Near the end of the Tuesday’s hearing, retired surgeon and MDI native and historian Bill Horner said, “I came here to see how this all works, and what I'm struck by is that with the exception of a few people, most of the speakers here tonight have something to profit from this discussion. I operated under a principle of conflict of interest when I was in my professional life.
“But what really brought this on was the voice of the people - 60 percent of the people in Bar Harbor at some point in time (2021 survey).
“This referendum voice of the people is democracy.
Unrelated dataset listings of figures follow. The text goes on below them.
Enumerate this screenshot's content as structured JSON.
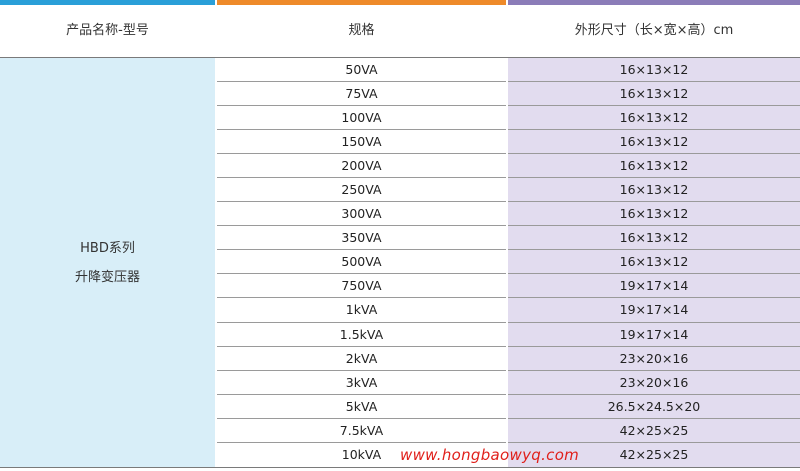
{
  "colors": {
    "bar_col1": "#2a9fd8",
    "bar_col2": "#ee8a2a",
    "bar_col3": "#8b7cb8",
    "name_bg": "#d8eef8",
    "size_bg": "#e2dcef",
    "watermark": "#e0201b"
  },
  "headers": {
    "col1": "产品名称-型号",
    "col2": "规格",
    "col3": "外形尺寸（长×宽×高）cm"
  },
  "product": {
    "line1": "HBD系列",
    "line2": "升降变压器"
  },
  "rows": [
    {
      "spec": "50VA",
      "size": "16×13×12"
    },
    {
      "spec": "75VA",
      "size": "16×13×12"
    },
    {
      "spec": "100VA",
      "size": "16×13×12"
    },
    {
      "spec": "150VA",
      "size": "16×13×12"
    },
    {
      "spec": "200VA",
      "size": "16×13×12"
    },
    {
      "spec": "250VA",
      "size": "16×13×12"
    },
    {
      "spec": "300VA",
      "size": "16×13×12"
    },
    {
      "spec": "350VA",
      "size": "16×13×12"
    },
    {
      "spec": "500VA",
      "size": "16×13×12"
    },
    {
      "spec": "750VA",
      "size": "19×17×14"
    },
    {
      "spec": "1kVA",
      "size": "19×17×14"
    },
    {
      "spec": "1.5kVA",
      "size": "19×17×14"
    },
    {
      "spec": "2kVA",
      "size": "23×20×16"
    },
    {
      "spec": "3kVA",
      "size": "23×20×16"
    },
    {
      "spec": "5kVA",
      "size": "26.5×24.5×20"
    },
    {
      "spec": "7.5kVA",
      "size": "42×25×25"
    },
    {
      "spec": "10kVA",
      "size": "42×25×25"
    }
  ],
  "watermark": "www.hongbaowyq.com"
}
Democracies are in a tough time right now. And it's gonna get tougher, I believe. And I just want to ask the question, Where does this all end?”
You may read Eaton Peabody’s document here: https://docs.google.com/document/d/1P8pkv5e8b_Cv3CBoFbn5c3yIL-fQZ_UY/edit?usp=sharing&ouid=107061827254036912405&rtpof=true&sd=true
You may watch the hearing here, starting at Minute 46.45:
https://townhallstreams.com/stream.php?location_id=37&id=42159.
Thank you, Lincoln, for your indefatigable coverage of this important matter. The truth is the important component. You have done yeoman's work on this issue.
Unfortunately, lin, this Eden not only has many snakes, but a lot of mega cruise ships polluting and congesting the air and natural beauty of this paradise on earth. As Lincoln’ s repost of the former Town Manager and Town Council’s repression of the citizen’s petition to allow Ocean Properties continued pier disembarkation profit bonanza demonstrates, the more things change, the more they stay the same…..in Bar Harbor. If citizens want to change cruise ships being
Ocean Properties’ sacred cows,the only choice is to vote NO on Article 4.